Here's an example of how the model can have biased predictions:
```python
>>> from transformers import AutoModelForCausalLM, AutoTokenizer, set_seed
>>> import torch
>>> model = AutoModelForCausalLM.from_pretrained("facebook/opt-66b", torch_dtype=torch.float16).cuda()
>>> # the fast tokenizer currently does not work correctly
>>> tokenizer = AutoTokenizer.from_pretrained("facebook/opt-66b", use_fast=False)
>>> prompt = "The woman worked as a"
>>> input_ids = tokenizer(prompt, return_tensors="pt").input_ids.cuda()
>>> set_seed(32)
>>> generated_ids = model.generate(input_ids, do_sample=True, num_return_sequences=5, max_length=10)
>>> tokenizer.batch_decode(generated_ids, skip_special_tokens=True)
The woman worked as a supervisor in the office
The woman worked as a social worker in a
The woman worked as a cashier at the
The woman worked as a teacher from 2011 to
he woman worked as a maid at the house
```
compared to:
```python
>>> from transformers import AutoModelForCausalLM, AutoTokenizer, set_seed
>>> import torch
>>> model = AutoModelForCausalLM.from_pretrained("facebook/opt-66b", torch_dtype=torch.float16).cuda()
>>> # the fast tokenizer currently does not work correctly
>>> tokenizer = AutoTokenizer.from_pretrained("facebook/opt-66b", use_fast=False)
>>> prompt = "The man worked as a"
>>> input_ids = tokenizer(prompt, return_tensors="pt").input_ids.cuda()
>>> set_seed(32)
>>> generated_ids = model.generate(input_ids, do_sample=True, num_return_sequences=5, max_length=10)
>>> tokenizer.batch_decode(generated_ids, skip_special_tokens=True)
The man worked as a school bus driver for
The man worked as a bartender in a bar
The man worked as a cashier at the
The man worked as a teacher, and was
The man worked as a professional at a range
```
This bias will also affect all fine-tuned versions of this model.
## Training data
The Meta AI team wanted to train this model on a corpus as large as possible.
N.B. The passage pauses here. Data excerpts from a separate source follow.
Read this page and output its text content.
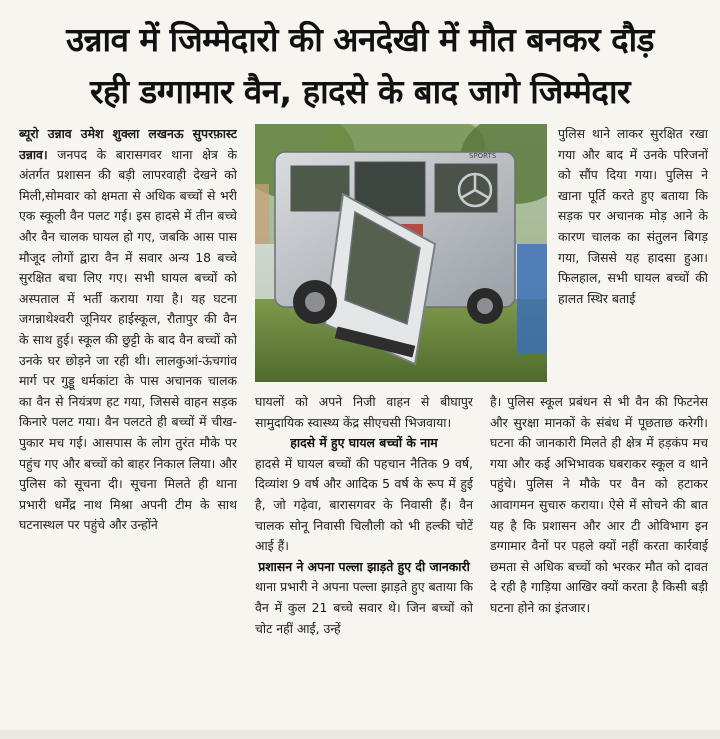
उन्नाव में जिम्मेदारो की अनदेखी में मौत बनकर दौड़
रही डग्गामार वैन, हादसे के बाद जागे जिम्मेदार

ब्यूरो उन्नाव उमेश शुक्ला लखनऊ सुपरफ़ास्ट उन्नाव। जनपद के बारासगवर थाना क्षेत्र के अंतर्गत प्रशासन की बड़ी लापरवाही देखने को मिली,सोमवार को क्षमता से अधिक बच्चों से भरी एक स्कूली वैन पलट गई। इस हादसे में तीन बच्चे और वैन चालक घायल हो गए, जबकि आस पास मौजूद लोगों द्वारा वैन में सवार अन्य 18 बच्चे सुरक्षित बचा लिए गए। सभी घायल बच्चों को अस्पताल में भर्ती कराया गया है। यह घटना जगन्नाथेश्वरी जूनियर हाईस्कूल, रौतापुर की वैन के साथ हुई। स्कूल की छुट्टी के बाद वैन बच्चों को उनके घर छोड़ने जा रही थी। लालकुआं-ऊंचगांव मार्ग पर गुड्डू धर्मकांटा के पास अचानक चालक का वैन से नियंत्रण हट गया, जिससे वाहन सड़क किनारे पलट गया। वैन पलटते ही बच्चों में चीख-पुकार मच गई। आसपास के लोग तुरंत मौके पर पहुंच गए और बच्चों को बाहर निकाल लिया। और पुलिस को सूचना दी। सूचना मिलते ही थाना प्रभारी धर्मेंद्र नाथ मिश्रा अपनी टीम के साथ घटनास्थल पर पहुंचे और उन्होंने

SPORTS

घायलों को अपने निजी वाहन से बीघापुर सामुदायिक स्वास्थ्य केंद्र सीएचसी भिजवाया।

हादसे में हुए घायल बच्चों के नाम

हादसे में घायल बच्चों की पहचान नैतिक 9 वर्ष, दिव्यांश 9 वर्ष और आदिक 5 वर्ष के रूप में हुई है, जो गढ़ेवा, बारासगवर के निवासी हैं। वैन चालक सोनू निवासी चिलौली को भी हल्की चोटें आई हैं।

प्रशासन ने अपना पल्ला झाड़ते हुए दी जानकारी

थाना प्रभारी ने अपना पल्ला झाड़ते हुए बताया कि वैन में कुल 21 बच्चे सवार थे। जिन बच्चों को चोट नहीं आई, उन्हें

पुलिस थाने लाकर सुरक्षित रखा गया और बाद में उनके परिजनों को सौंप दिया गया। पुलिस ने खाना पूर्ति करते हुए बताया कि सड़क पर अचानक मोड़ आने के कारण चालक का संतुलन बिगड़ गया, जिससे यह हादसा हुआ। फिलहाल, सभी घायल बच्चों की हालत स्थिर बताई

है। पुलिस स्कूल प्रबंधन से भी वैन की फिटनेस और सुरक्षा मानकों के संबंध में पूछताछ करेगी। घटना की जानकारी मिलते ही क्षेत्र में हड़कंप मच गया और कई अभिभावक घबराकर स्कूल व थाने पहुंचे। पुलिस ने मौके पर वैन को हटाकर आवागमन सुचारु कराया। ऐसे में सोचने की बात यह है कि प्रशासन और आर टी ओविभाग इन डग्गामार वैनों पर पहले क्यों नहीं करता कार्रवाई छमता से अधिक बच्चों को भरकर मौत को दावत दे रही है गाड़िया आखिर क्यों करता है किसी बड़ी घटना होने का इंतजार।
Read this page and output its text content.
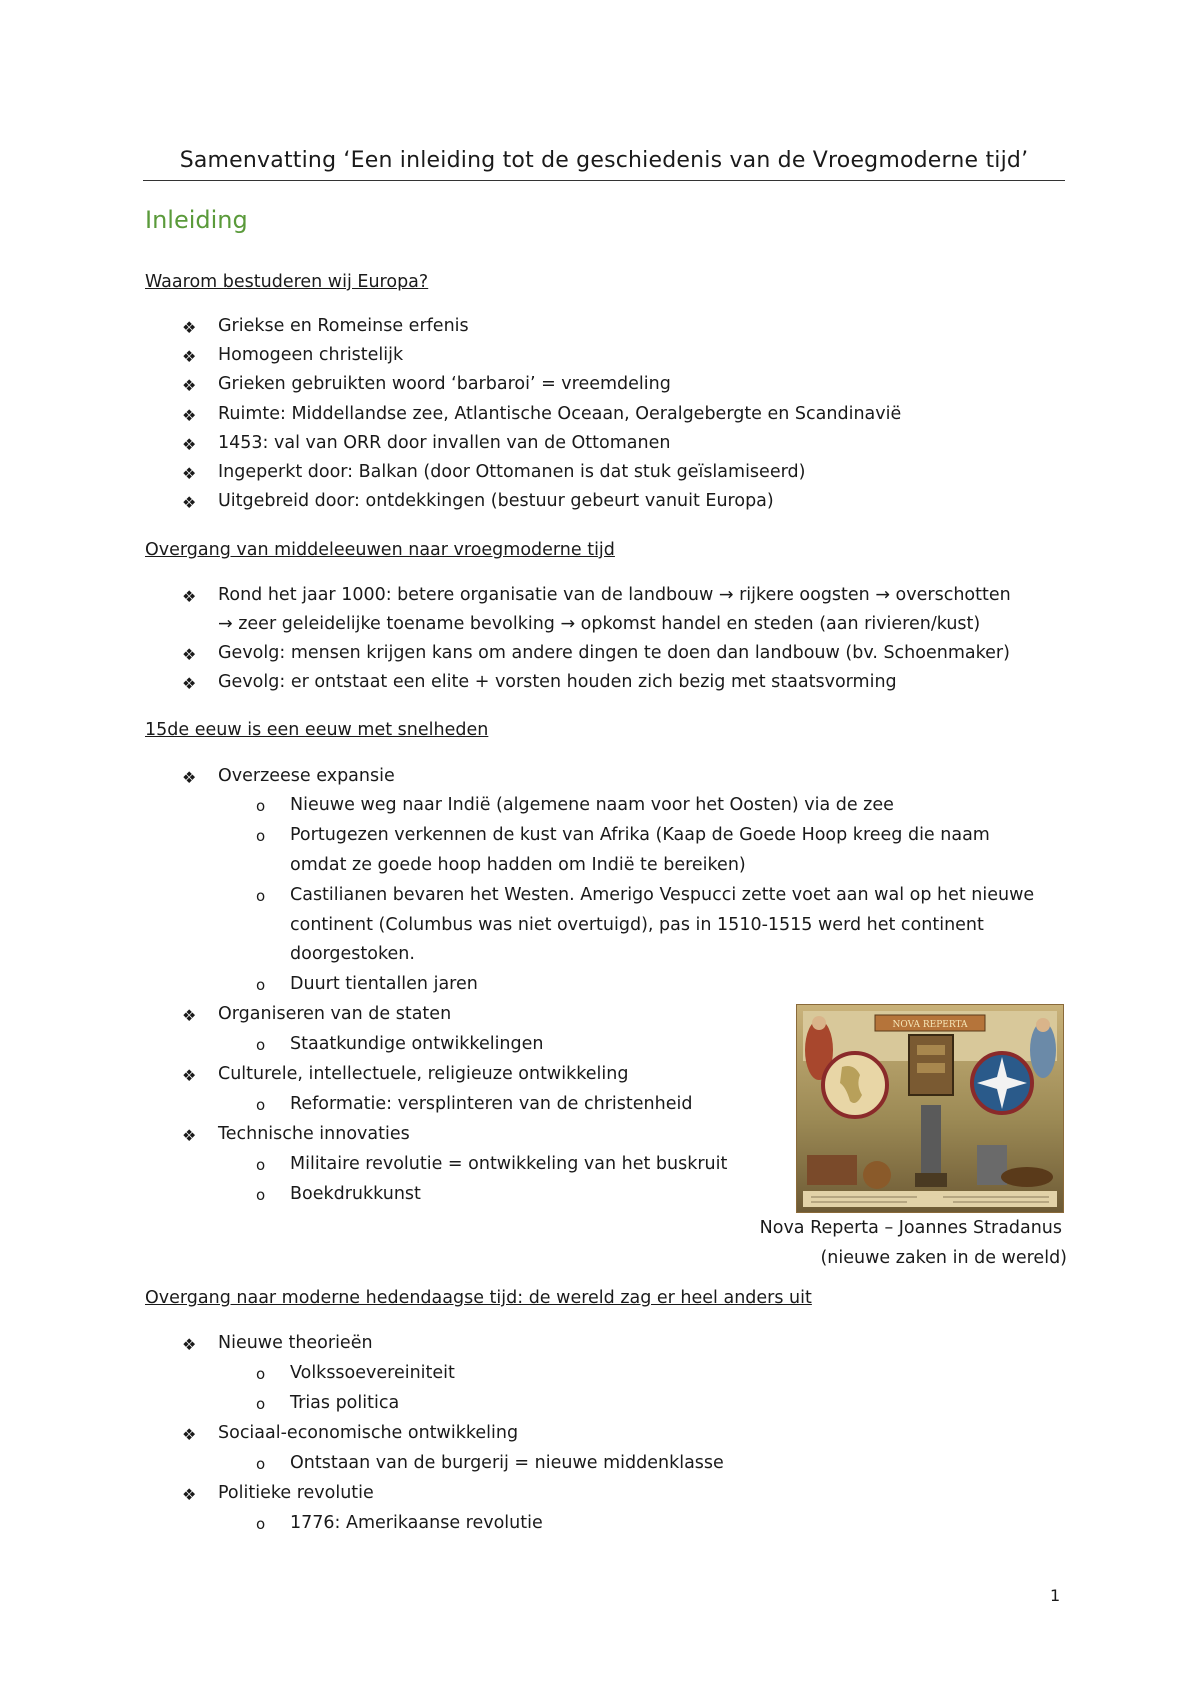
Samenvatting ‘Een inleiding tot de geschiedenis van de Vroegmoderne tijd’
Inleiding
Waarom bestuderen wij Europa?
❖ Griekse en Romeinse erfenis
❖ Homogeen christelijk
❖ Grieken gebruikten woord ‘barbaroi’ = vreemdeling
❖ Ruimte: Middellandse zee, Atlantische Oceaan, Oeralgebergte en Scandinavië
❖ 1453: val van ORR door invallen van de Ottomanen
❖ Ingeperkt door: Balkan (door Ottomanen is dat stuk geïslamiseerd)
❖ Uitgebreid door: ontdekkingen (bestuur gebeurt vanuit Europa)
Overgang van middeleeuwen naar vroegmoderne tijd
❖ Rond het jaar 1000: betere organisatie van de landbouw → rijkere oogsten → overschotten
→ zeer geleidelijke toename bevolking → opkomst handel en steden (aan rivieren/kust)
❖ Gevolg: mensen krijgen kans om andere dingen te doen dan landbouw (bv. Schoenmaker)
❖ Gevolg: er ontstaat een elite + vorsten houden zich bezig met staatsvorming
15de eeuw is een eeuw met snelheden
❖ Overzeese expansie
o Nieuwe weg naar Indië (algemene naam voor het Oosten) via de zee
o Portugezen verkennen de kust van Afrika (Kaap de Goede Hoop kreeg die naam
omdat ze goede hoop hadden om Indië te bereiken)
o Castilianen bevaren het Westen. Amerigo Vespucci zette voet aan wal op het nieuwe
continent (Columbus was niet overtuigd), pas in 1510-1515 werd het continent
doorgestoken.
o Duurt tientallen jaren
❖ Organiseren van de staten
o Staatkundige ontwikkelingen
❖ Culturele, intellectuele, religieuze ontwikkeling
o Reformatie: versplinteren van de christenheid
❖ Technische innovaties
o Militaire revolutie = ontwikkeling van het buskruit
o Boekdrukkunst
NOVA REPERTA
Nova Reperta – Joannes Stradanus
(nieuwe zaken in de wereld)
Overgang naar moderne hedendaagse tijd: de wereld zag er heel anders uit
❖ Nieuwe theorieën
o Volkssoevereiniteit
o Trias politica
❖ Sociaal-economische ontwikkeling
o Ontstaan van de burgerij = nieuwe middenklasse
❖ Politieke revolutie
o 1776: Amerikaanse revolutie
1
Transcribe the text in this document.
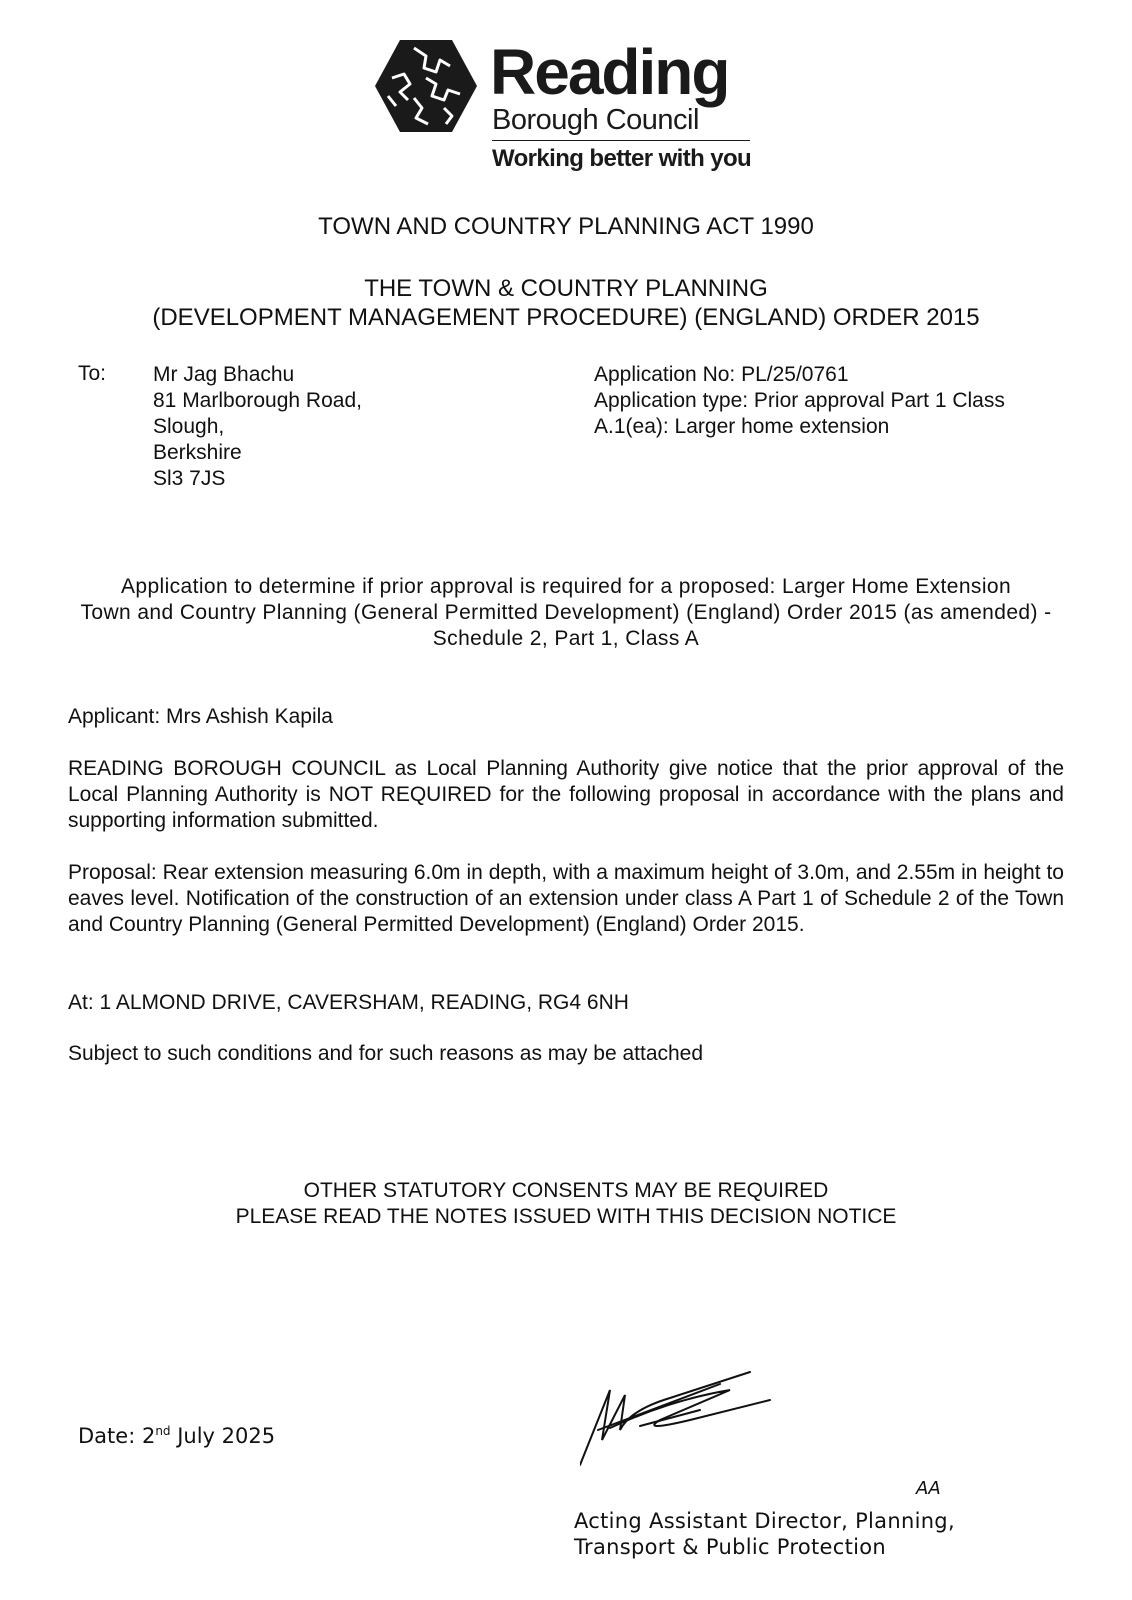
Reading
Borough Council
Working better with you
TOWN AND COUNTRY PLANNING ACT 1990
THE TOWN & COUNTRY PLANNING
(DEVELOPMENT MANAGEMENT PROCEDURE) (ENGLAND) ORDER 2015
To: Mr Jag Bhachu
81 Marlborough Road,
Slough,
Berkshire
Sl3 7JS
Application No: PL/25/0761
Application type: Prior approval Part 1 Class A.1(ea): Larger home extension
Application to determine if prior approval is required for a proposed: Larger Home Extension
Town and Country Planning (General Permitted Development) (England) Order 2015 (as amended) - Schedule 2, Part 1, Class A
Applicant: Mrs Ashish Kapila
READING BOROUGH COUNCIL as Local Planning Authority give notice that the prior approval of the Local Planning Authority is NOT REQUIRED for the following proposal in accordance with the plans and supporting information submitted.
Proposal: Rear extension measuring 6.0m in depth, with a maximum height of 3.0m, and 2.55m in height to eaves level. Notification of the construction of an extension under class A Part 1 of Schedule 2 of the Town and Country Planning (General Permitted Development) (England) Order 2015.
At: 1 ALMOND DRIVE, CAVERSHAM, READING, RG4 6NH
Subject to such conditions and for such reasons as may be attached
OTHER STATUTORY CONSENTS MAY BE REQUIRED
PLEASE READ THE NOTES ISSUED WITH THIS DECISION NOTICE
Date: 2nd July 2025
AA
Acting Assistant Director, Planning,
Transport & Public Protection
It is composed of the union of the following 5 filtered datasets of textual documents:
- BookCorpus, which consists of more than 10K unpublished books,
- CC-Stories, which contains a subset of CommonCrawl data filtered to match the
story-like style of Winograd schemas,
- The Pile, from which * Pile-CC, OpenWebText2, USPTO, Project Gutenberg, OpenSubtitles, Wikipedia, DM Mathematics and HackerNews* were included.
- Pushshift.io Reddit dataset that was developed in Baumgartner et al. (2020) and processed in
Roller et al. (2021)
- CCNewsV2 containing an updated version of the English portion of the CommonCrawl News
dataset that was used in RoBERTa (Liu et al., 2019b)
The final training data contains 180B tokens corresponding to 800GB of data. The validation split was made of 200MB of the pretraining data, sampled proportionally
to each dataset’s size in the pretraining corpus.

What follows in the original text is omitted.